Shell and Equinor have announced they plan to form a new company by combining their oil and gas assets in the North Sea.
The energy firms said the offshore deal – which is subject to regulatory approval – would see the creation of the North Sea’s biggest oil and gas producer.
Shell said there would not be any job losses as a result.
The new company would be based in Aberdeen.
Shell predicted the move could “enhance” the longevity of UK oil and gas jobs.
It employs about 1,000 people in oil and gas roles in the UK, while Equinor employs about 300 people in similar jobs.
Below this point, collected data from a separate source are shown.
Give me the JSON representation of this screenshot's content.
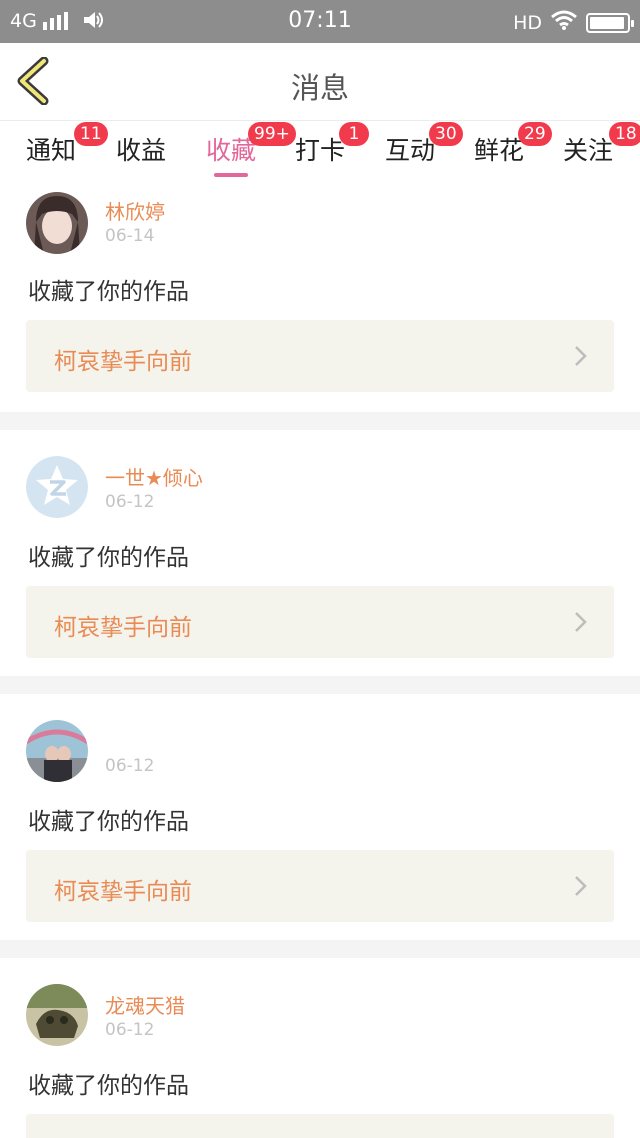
{
  "status_bar": {
    "network": "4G",
    "time": "07:11",
    "hd": "HD",
    "battery_level": 0.95
  },
  "header": {
    "title": "消息"
  },
  "tabs": [
    {
      "label": "通知",
      "badge": "11"
    },
    {
      "label": "收益",
      "badge": ""
    },
    {
      "label": "收藏",
      "badge": "99+",
      "active": true
    },
    {
      "label": "打卡",
      "badge": "1"
    },
    {
      "label": "互动",
      "badge": "30"
    },
    {
      "label": "鲜花",
      "badge": "29"
    },
    {
      "label": "关注",
      "badge": "18"
    }
  ],
  "messages": [
    {
      "user": "林欣婷",
      "date": "06-14",
      "action": "收藏了你的作品",
      "work": "柯哀挚手向前"
    },
    {
      "user": "一世★倾心",
      "date": "06-12",
      "action": "收藏了你的作品",
      "work": "柯哀挚手向前"
    },
    {
      "user": "",
      "date": "06-12",
      "action": "收藏了你的作品",
      "work": "柯哀挚手向前"
    },
    {
      "user": "龙魂天猎",
      "date": "06-12",
      "action": "收藏了你的作品",
      "work": ""
    }
  ],
  "colors": {
    "accent": "#e2679a",
    "badge": "#f23a4d",
    "name": "#e98b55",
    "card_bg": "#f4f3ec"
  }
}
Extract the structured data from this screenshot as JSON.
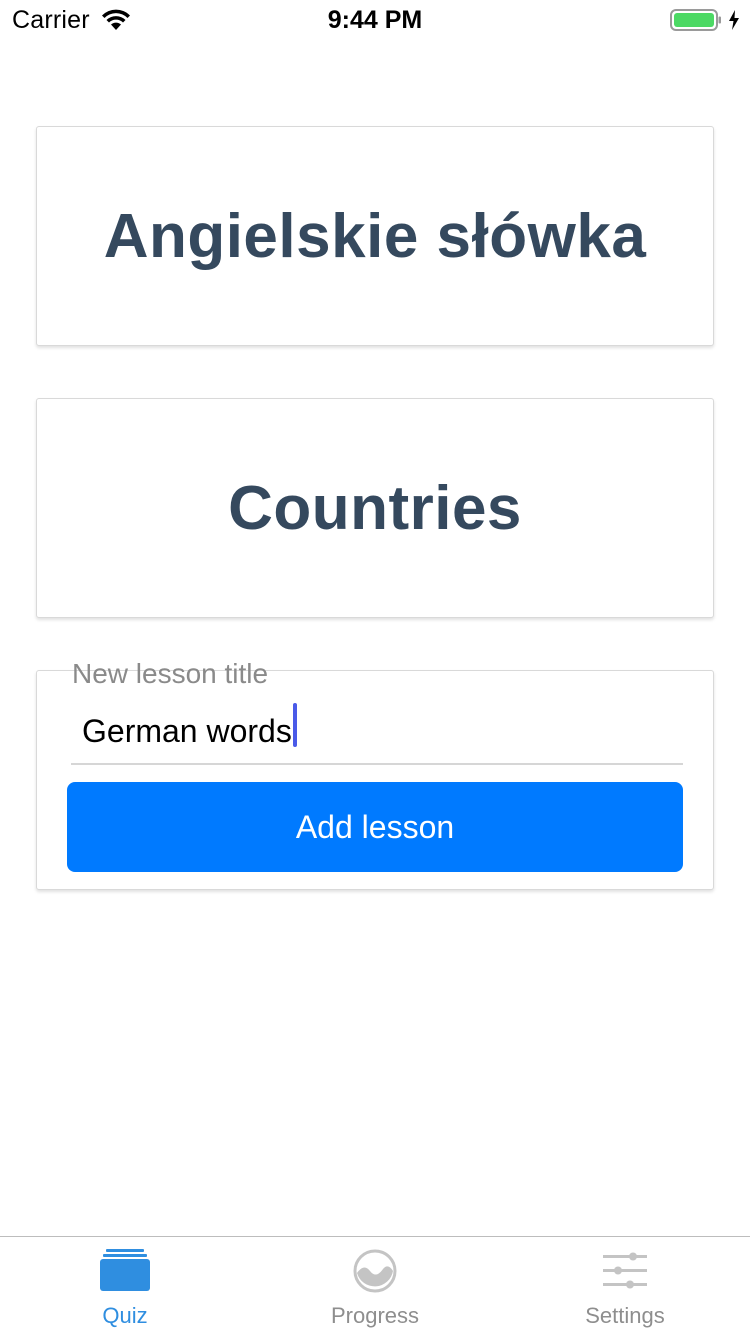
{
  "status_bar": {
    "carrier": "Carrier",
    "time": "9:44 PM",
    "battery_color": "#4cd964"
  },
  "lessons": [
    {
      "title": "Angielskie słówka"
    },
    {
      "title": "Countries"
    }
  ],
  "new_lesson_form": {
    "label": "New lesson title",
    "value": "German words",
    "button_label": "Add lesson",
    "button_color": "#007aff"
  },
  "tab_bar": {
    "tabs": [
      {
        "label": "Quiz",
        "icon": "cards-stack-icon",
        "active": true
      },
      {
        "label": "Progress",
        "icon": "progress-circle-icon",
        "active": false
      },
      {
        "label": "Settings",
        "icon": "sliders-icon",
        "active": false
      }
    ],
    "active_color": "#2f8ee0",
    "inactive_color": "#8e8e8e"
  },
  "colors": {
    "lesson_title": "#35495e"
  }
}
Zoe Yujnovich, director of Shell’s integrated gas and upstream business, said anyone who spent a majority of their time working on Shell and Equinor’s North Sea assets – such as oil rigs – would transfer to the new company.
She said the deal could result in a “growing and more prosperous” combination, adding: “From an employee point of view, I think that that can really enhance diversity of career choices, but also, I would argue, longevity of their career.”
Equinor said the joint venture would include its equity interests in Mariner, Rosebank and Buzzard, and Shell’s equity interests in Shearwater, Penguins, Gannet, Nelson, Pierce, Jackdaw, Victory, Clair and Schiehallion.
A range of exploration licences will also be part of the transaction.
Equinor’s executive vice president for exploration and production international, Philippe Mathieu, said: “Equinor has been a reliable energy partner to the UK for over 40 years, providing oil and gas, developing the offshore wind industry, and advancing decarbonisation.
“This new entity will play a crucial role in securing the UK’s energy supply.”
The company would be a 50-50 joint venture.